Author of All the Little Hopes

Author Talks
Thursday, Aug 26 2021 @ 7pm
  • Virtual Event

A Southern story of friendship forged by books and bees, when the timeless troubles of growing up meet the murky shadows of World War II.


Deep in the tobacco land of North Carolina, nothing’s been the same since the boys shipped off to war and worry took their place. Thirteen-year-old Lucy Brown is precocious and itching for adventure. Then Allie Bert Tucker wanders into town, an outcast with a puzzling past, and Lucy figures the two of them can solve any curious crime they find—just like her hero, Nancy Drew.

Their chance comes when a man goes missing, a woman stops speaking, and an eccentric gives the girls a mystery to solve that takes them beyond the ordinary. Their quiet town, seasoned with honeybees and sweet tea, becomes home to a Nazi prisoner-of-war camp. More men go missing. And together, the girls embark on a journey to discover if we ever really know who the enemy is. 

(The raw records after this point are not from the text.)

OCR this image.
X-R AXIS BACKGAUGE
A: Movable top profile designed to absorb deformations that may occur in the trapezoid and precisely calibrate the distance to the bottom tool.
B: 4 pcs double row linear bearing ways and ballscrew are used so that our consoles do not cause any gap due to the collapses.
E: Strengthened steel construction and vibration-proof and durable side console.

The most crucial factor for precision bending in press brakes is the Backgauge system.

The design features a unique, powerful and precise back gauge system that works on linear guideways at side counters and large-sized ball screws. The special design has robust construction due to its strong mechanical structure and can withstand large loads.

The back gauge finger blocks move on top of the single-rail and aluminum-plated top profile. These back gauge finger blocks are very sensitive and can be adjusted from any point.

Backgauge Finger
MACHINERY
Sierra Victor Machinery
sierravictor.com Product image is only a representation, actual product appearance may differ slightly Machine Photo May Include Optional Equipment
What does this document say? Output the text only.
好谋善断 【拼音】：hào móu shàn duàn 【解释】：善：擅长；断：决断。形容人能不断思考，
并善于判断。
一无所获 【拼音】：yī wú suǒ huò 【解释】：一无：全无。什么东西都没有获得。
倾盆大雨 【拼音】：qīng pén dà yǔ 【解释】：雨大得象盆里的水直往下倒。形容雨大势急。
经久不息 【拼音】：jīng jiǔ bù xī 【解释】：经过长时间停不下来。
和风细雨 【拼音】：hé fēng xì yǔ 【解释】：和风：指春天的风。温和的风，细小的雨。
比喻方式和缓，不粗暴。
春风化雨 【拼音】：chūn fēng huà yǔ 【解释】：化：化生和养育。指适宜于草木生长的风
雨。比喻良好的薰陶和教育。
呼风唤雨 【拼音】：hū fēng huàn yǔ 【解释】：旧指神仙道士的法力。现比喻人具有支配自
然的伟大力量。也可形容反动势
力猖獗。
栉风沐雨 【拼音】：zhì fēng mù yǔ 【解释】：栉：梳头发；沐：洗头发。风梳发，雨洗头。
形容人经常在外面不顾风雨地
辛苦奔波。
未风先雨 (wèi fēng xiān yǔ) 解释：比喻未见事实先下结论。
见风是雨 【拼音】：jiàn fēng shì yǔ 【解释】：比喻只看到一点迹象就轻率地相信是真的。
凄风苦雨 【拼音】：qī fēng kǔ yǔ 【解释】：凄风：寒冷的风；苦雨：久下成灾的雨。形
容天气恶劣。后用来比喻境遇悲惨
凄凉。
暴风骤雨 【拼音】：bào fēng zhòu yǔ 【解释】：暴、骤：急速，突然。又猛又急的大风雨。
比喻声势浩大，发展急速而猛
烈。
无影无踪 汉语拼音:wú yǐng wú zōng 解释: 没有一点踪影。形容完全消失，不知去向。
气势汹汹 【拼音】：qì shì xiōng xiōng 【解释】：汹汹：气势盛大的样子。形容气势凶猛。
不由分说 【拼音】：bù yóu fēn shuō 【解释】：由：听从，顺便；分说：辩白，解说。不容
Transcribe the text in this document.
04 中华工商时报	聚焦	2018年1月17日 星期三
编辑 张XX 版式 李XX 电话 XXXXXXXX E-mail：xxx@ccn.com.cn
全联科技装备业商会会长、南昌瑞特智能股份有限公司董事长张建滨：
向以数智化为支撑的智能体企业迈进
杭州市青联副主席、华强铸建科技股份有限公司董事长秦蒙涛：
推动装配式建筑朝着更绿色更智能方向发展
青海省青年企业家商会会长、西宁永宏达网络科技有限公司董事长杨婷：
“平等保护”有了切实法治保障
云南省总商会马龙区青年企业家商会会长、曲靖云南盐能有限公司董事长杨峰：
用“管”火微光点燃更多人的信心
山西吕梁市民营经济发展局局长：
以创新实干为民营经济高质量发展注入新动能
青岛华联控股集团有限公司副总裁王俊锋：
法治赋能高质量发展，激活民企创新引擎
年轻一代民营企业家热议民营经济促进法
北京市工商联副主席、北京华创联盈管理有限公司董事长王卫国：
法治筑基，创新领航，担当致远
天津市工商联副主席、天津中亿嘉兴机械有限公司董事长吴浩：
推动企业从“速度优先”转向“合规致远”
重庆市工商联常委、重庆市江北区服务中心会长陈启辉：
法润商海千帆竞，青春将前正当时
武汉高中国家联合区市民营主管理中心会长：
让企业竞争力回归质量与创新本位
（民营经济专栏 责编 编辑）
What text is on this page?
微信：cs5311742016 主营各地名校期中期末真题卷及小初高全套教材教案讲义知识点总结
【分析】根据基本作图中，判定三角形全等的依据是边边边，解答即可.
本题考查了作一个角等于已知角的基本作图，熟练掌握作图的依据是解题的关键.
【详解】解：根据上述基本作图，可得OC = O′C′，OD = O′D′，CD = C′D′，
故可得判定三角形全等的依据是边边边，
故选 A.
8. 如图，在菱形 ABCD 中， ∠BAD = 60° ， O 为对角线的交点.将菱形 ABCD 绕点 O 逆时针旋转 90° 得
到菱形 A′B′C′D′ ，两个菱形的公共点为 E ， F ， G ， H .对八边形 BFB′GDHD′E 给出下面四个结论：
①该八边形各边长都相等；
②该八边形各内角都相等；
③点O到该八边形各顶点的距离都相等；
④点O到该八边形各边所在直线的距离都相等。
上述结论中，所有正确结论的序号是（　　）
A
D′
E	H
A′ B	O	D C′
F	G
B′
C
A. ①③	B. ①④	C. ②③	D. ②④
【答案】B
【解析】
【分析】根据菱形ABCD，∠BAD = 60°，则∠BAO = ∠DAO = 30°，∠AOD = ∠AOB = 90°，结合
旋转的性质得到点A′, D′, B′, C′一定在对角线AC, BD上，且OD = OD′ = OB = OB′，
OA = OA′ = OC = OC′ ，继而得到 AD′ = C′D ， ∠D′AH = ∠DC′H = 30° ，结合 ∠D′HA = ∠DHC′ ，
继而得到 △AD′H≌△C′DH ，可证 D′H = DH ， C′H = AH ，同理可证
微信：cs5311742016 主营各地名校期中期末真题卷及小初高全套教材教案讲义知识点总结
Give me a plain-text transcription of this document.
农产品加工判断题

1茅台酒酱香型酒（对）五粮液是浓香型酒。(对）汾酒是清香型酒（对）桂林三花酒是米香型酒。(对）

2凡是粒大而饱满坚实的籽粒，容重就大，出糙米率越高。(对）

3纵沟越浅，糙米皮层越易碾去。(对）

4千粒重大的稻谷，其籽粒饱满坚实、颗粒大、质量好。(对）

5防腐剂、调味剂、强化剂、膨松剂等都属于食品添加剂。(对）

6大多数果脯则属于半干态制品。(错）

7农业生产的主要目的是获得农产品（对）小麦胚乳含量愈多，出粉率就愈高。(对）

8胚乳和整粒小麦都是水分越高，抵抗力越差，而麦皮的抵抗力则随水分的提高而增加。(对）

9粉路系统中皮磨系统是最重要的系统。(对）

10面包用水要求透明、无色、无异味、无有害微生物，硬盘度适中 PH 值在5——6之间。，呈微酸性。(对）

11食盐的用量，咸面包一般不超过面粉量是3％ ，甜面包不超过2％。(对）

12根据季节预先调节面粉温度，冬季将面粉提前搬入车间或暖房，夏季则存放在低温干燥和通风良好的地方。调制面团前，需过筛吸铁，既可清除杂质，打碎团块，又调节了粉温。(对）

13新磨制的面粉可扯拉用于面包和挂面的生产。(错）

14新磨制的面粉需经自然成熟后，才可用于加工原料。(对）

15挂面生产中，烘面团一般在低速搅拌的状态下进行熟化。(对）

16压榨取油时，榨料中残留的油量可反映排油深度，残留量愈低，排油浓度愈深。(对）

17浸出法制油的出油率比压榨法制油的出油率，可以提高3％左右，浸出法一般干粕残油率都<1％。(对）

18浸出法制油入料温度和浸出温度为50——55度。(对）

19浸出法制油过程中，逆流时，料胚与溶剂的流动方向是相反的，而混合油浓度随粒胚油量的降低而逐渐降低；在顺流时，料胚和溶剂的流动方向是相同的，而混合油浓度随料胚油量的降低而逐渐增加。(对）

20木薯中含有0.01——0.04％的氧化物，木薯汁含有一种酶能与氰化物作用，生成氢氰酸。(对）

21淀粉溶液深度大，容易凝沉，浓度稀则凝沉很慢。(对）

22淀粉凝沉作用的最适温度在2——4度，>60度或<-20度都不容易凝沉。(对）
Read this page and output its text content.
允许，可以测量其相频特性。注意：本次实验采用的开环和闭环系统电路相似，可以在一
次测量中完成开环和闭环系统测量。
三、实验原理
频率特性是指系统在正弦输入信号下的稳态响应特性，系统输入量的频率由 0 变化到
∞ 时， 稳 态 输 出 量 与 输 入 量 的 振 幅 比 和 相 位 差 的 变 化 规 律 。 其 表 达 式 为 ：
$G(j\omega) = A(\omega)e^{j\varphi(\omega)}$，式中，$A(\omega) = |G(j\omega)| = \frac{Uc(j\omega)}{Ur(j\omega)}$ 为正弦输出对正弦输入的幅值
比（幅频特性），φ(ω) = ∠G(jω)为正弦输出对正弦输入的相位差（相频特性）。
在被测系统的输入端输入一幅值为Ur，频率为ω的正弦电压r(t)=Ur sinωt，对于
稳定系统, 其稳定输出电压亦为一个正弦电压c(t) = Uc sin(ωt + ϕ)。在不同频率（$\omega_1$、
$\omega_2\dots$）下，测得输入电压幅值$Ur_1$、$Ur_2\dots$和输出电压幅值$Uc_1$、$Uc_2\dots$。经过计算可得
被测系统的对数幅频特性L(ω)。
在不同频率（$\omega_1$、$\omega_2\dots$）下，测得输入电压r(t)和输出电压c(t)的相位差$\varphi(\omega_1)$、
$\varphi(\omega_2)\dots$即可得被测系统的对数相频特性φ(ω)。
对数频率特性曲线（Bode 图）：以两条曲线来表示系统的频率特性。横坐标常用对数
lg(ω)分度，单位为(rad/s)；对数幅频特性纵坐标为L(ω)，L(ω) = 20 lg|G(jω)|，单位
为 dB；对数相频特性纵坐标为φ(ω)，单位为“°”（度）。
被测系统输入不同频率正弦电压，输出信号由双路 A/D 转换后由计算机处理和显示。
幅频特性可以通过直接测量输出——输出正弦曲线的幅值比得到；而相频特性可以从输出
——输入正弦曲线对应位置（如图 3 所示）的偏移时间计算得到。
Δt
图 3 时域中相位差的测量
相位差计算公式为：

Lush with Southern atmosphere, All The Little Hopes  is the story of two girls growing up as war creeps closer, blurring the difference between what’s right, what’s wrong, and what we know to be true.

Leah Weiss is a Southern writer and novelist born in North Carolina and raised in the foothills of Virginia. Her debut novel, If the Creek Don’t Rise, was released in August of 2017. Her short stories have been published in The Simple Life magazine, Every Day Fiction and Deep South Magazine. She retired in 2015 from a 24-year career as Executive Assistant to the Headmaster at Virginia Episcopal School. She now pursues writing full time.

Jessica Handler

Jessica Handler is the author of The Magnetic Girl, an Indie Next selection, Wall Street Journal Spring 19 pick, Bitter Southerner Summer 19 pick, and SIBA Okra pick. She is the author of the nonfiction books Braving the Fire: A Guide to Writing About Grief and Invisible Sisters: A Memoir, which was named one of the “Twenty Five Books All Georgians Should Read” and Atlanta Magazine’s “Best Memoir of 2009.” Jessica writes essays and nonfiction features that have appeared on NPR, in Tin House, Drunken Boat, Full Grown People, Brevity, The Bitter Southerner, Electric Literature, Newsweek, The Washington Post, and More Magazine. Jessica is a lecturer in English at Oglethorpe University in Atlanta, and lectures internationally on writing craft.